10 tablespoons (1 ¼ sticks) unsalted butter

1 ¼ cups sugar
¾ cup plus 2 tablespoons unsweetened cocoa powder (natural or Dutch-process)
½ teaspoon salt
1 teaspoon pure vanilla extract
2 cold large eggs
½ cup all-purpose flour
¾ cup walnut or pecans, or mix of both

Position a rack in the lower third of the oven and preheat the oven to 325°F. Line the bottom and sides of the baking pan with parchment paper, leaving an overhang on two opposite sides.
Combine the butter, sugar, cocoa, and salt in a medium heatproof bowl and set the bowl over a double broiler. Stir from time to time until the butter is melted and the mixture is smooth and hot enough that you want to remove your finger fairly quickly after dipping it in to test. Remove the bowl from the skillet and set aside briefly until the mixture is only warm, not hot.
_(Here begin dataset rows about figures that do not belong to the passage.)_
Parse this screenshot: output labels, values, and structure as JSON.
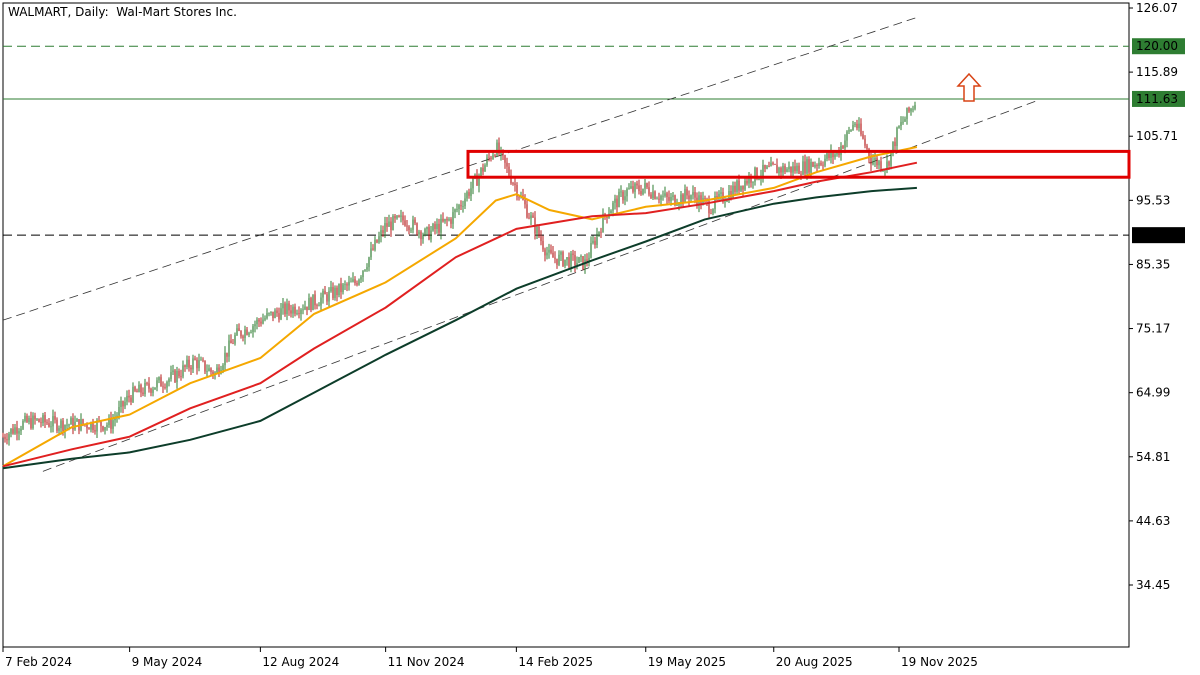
{
  "header": {
    "symbol": "WALMART",
    "timeframe": "Daily",
    "description": "Wal-Mart Stores Inc."
  },
  "chart_data": {
    "type": "candlestick",
    "y_ticks": [
      126.07,
      115.89,
      105.71,
      95.53,
      85.35,
      75.17,
      64.99,
      54.81,
      44.63,
      34.45
    ],
    "x_ticks": [
      "7 Feb 2024",
      "9 May 2024",
      "12 Aug 2024",
      "11 Nov 2024",
      "14 Feb 2025",
      "19 May 2025",
      "20 Aug 2025",
      "19 Nov 2025"
    ],
    "levels": [
      {
        "value": 120.0,
        "label": "120.00",
        "style": "dashed",
        "color": "#2e7d32"
      },
      {
        "value": 111.63,
        "label": "111.63",
        "style": "solid",
        "color": "#2e7d32"
      },
      {
        "value": 90.0,
        "label": "90.00",
        "style": "dashed",
        "color": "#000000"
      }
    ],
    "zone": {
      "top": 103.3,
      "bottom": 99.2,
      "color": "#e00000"
    },
    "moving_averages": [
      {
        "color": "#f5a800",
        "points": [
          [
            "7 Feb 2024",
            53.3
          ],
          [
            "28 Mar 2024",
            59.5
          ],
          [
            "9 May 2024",
            61.5
          ],
          [
            "22 Jun 2024",
            66.5
          ],
          [
            "12 Aug 2024",
            70.5
          ],
          [
            "20 Sep 2024",
            77.5
          ],
          [
            "11 Nov 2024",
            82.5
          ],
          [
            "1 Jan 2025",
            89.5
          ],
          [
            "30 Jan 2025",
            95.5
          ],
          [
            "14 Feb 2025",
            96.5
          ],
          [
            "10 Mar 2025",
            94.0
          ],
          [
            "10 Apr 2025",
            92.5
          ],
          [
            "19 May 2025",
            94.5
          ],
          [
            "1 Jul 2025",
            95.5
          ],
          [
            "20 Aug 2025",
            97.5
          ],
          [
            "20 Sep 2025",
            100.0
          ],
          [
            "30 Oct 2025",
            102.5
          ],
          [
            "2 Dec 2025",
            104.0
          ]
        ]
      },
      {
        "color": "#e02020",
        "points": [
          [
            "7 Feb 2024",
            53.3
          ],
          [
            "28 Mar 2024",
            56.0
          ],
          [
            "9 May 2024",
            58.0
          ],
          [
            "22 Jun 2024",
            62.5
          ],
          [
            "12 Aug 2024",
            66.5
          ],
          [
            "20 Sep 2024",
            72.0
          ],
          [
            "11 Nov 2024",
            78.5
          ],
          [
            "1 Jan 2025",
            86.5
          ],
          [
            "14 Feb 2025",
            91.0
          ],
          [
            "10 Apr 2025",
            93.0
          ],
          [
            "19 May 2025",
            93.5
          ],
          [
            "1 Jul 2025",
            95.0
          ],
          [
            "20 Aug 2025",
            97.0
          ],
          [
            "20 Sep 2025",
            98.5
          ],
          [
            "30 Oct 2025",
            100.0
          ],
          [
            "2 Dec 2025",
            101.5
          ]
        ]
      },
      {
        "color": "#0d3d2a",
        "points": [
          [
            "7 Feb 2024",
            53.0
          ],
          [
            "28 Mar 2024",
            54.5
          ],
          [
            "9 May 2024",
            55.5
          ],
          [
            "22 Jun 2024",
            57.5
          ],
          [
            "12 Aug 2024",
            60.5
          ],
          [
            "20 Sep 2024",
            65.0
          ],
          [
            "11 Nov 2024",
            71.0
          ],
          [
            "1 Jan 2025",
            76.5
          ],
          [
            "14 Feb 2025",
            81.5
          ],
          [
            "10 Apr 2025",
            86.0
          ],
          [
            "19 May 2025",
            89.0
          ],
          [
            "1 Jul 2025",
            92.5
          ],
          [
            "20 Aug 2025",
            95.0
          ],
          [
            "20 Sep 2025",
            96.0
          ],
          [
            "30 Oct 2025",
            97.0
          ],
          [
            "2 Dec 2025",
            97.5
          ]
        ]
      }
    ],
    "closes": [
      [
        "7 Feb 2024",
        58.0
      ],
      [
        "20 Feb 2024",
        60.0
      ],
      [
        "1 Mar 2024",
        60.5
      ],
      [
        "20 Mar 2024",
        60.0
      ],
      [
        "5 Apr 2024",
        60.0
      ],
      [
        "25 Apr 2024",
        60.0
      ],
      [
        "9 May 2024",
        64.5
      ],
      [
        "25 May 2024",
        66.0
      ],
      [
        "10 Jun 2024",
        67.5
      ],
      [
        "25 Jun 2024",
        70.0
      ],
      [
        "10 Jul 2024",
        68.0
      ],
      [
        "25 Jul 2024",
        74.0
      ],
      [
        "12 Aug 2024",
        76.5
      ],
      [
        "28 Aug 2024",
        78.0
      ],
      [
        "15 Sep 2024",
        79.0
      ],
      [
        "1 Oct 2024",
        80.5
      ],
      [
        "20 Oct 2024",
        82.5
      ],
      [
        "30 Oct 2024",
        86.5
      ],
      [
        "11 Nov 2024",
        91.5
      ],
      [
        "25 Nov 2024",
        92.5
      ],
      [
        "10 Dec 2024",
        90.0
      ],
      [
        "28 Dec 2024",
        92.5
      ],
      [
        "15 Jan 2025",
        98.5
      ],
      [
        "30 Jan 2025",
        104.0
      ],
      [
        "14 Feb 2025",
        97.5
      ],
      [
        "28 Feb 2025",
        91.0
      ],
      [
        "10 Mar 2025",
        86.5
      ],
      [
        "24 Mar 2025",
        86.0
      ],
      [
        "5 Apr 2025",
        85.5
      ],
      [
        "20 Apr 2025",
        93.5
      ],
      [
        "5 May 2025",
        97.0
      ],
      [
        "19 May 2025",
        97.5
      ],
      [
        "5 Jun 2025",
        95.5
      ],
      [
        "20 Jun 2025",
        96.5
      ],
      [
        "5 Jul 2025",
        94.5
      ],
      [
        "20 Jul 2025",
        97.0
      ],
      [
        "5 Aug 2025",
        99.5
      ],
      [
        "20 Aug 2025",
        100.5
      ],
      [
        "5 Sep 2025",
        100.5
      ],
      [
        "20 Sep 2025",
        101.5
      ],
      [
        "5 Oct 2025",
        103.0
      ],
      [
        "18 Oct 2025",
        108.0
      ],
      [
        "30 Oct 2025",
        102.0
      ],
      [
        "10 Nov 2025",
        101.0
      ],
      [
        "19 Nov 2025",
        107.0
      ],
      [
        "2 Dec 2025",
        111.6
      ]
    ],
    "channel_lines": [
      {
        "style": "dashed",
        "points": [
          [
            "7 Feb 2024",
            76.5
          ],
          [
            "1 Dec 2025",
            124.5
          ]
        ]
      },
      {
        "style": "dashed",
        "points": [
          [
            "7 Mar 2024",
            52.5
          ],
          [
            "1 Mar 2026",
            111.5
          ]
        ]
      }
    ],
    "annotation": "up-arrow"
  }
}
Stir in the vanilla with a wooden spoon. Add the eggs one at a time, stirring vigorously after each one. When the batter looks thick, shiny, and well blended, add the flour and stir until you cannot see it any longer, then beat vigorously for 40 strokes with the wooden spoon or a rubber spatula. Stir in the nuts, if using. Spread evenly in the lined pan.
Bake until a toothpick plunged into the center emerges slightly moist with batter, 20 to 25 minutes. Let cool completely on a rack.
Lift up the ends of the parchment or foil liner, and transfer the brownies to a cutting board. Cut into 16 or 25 squares.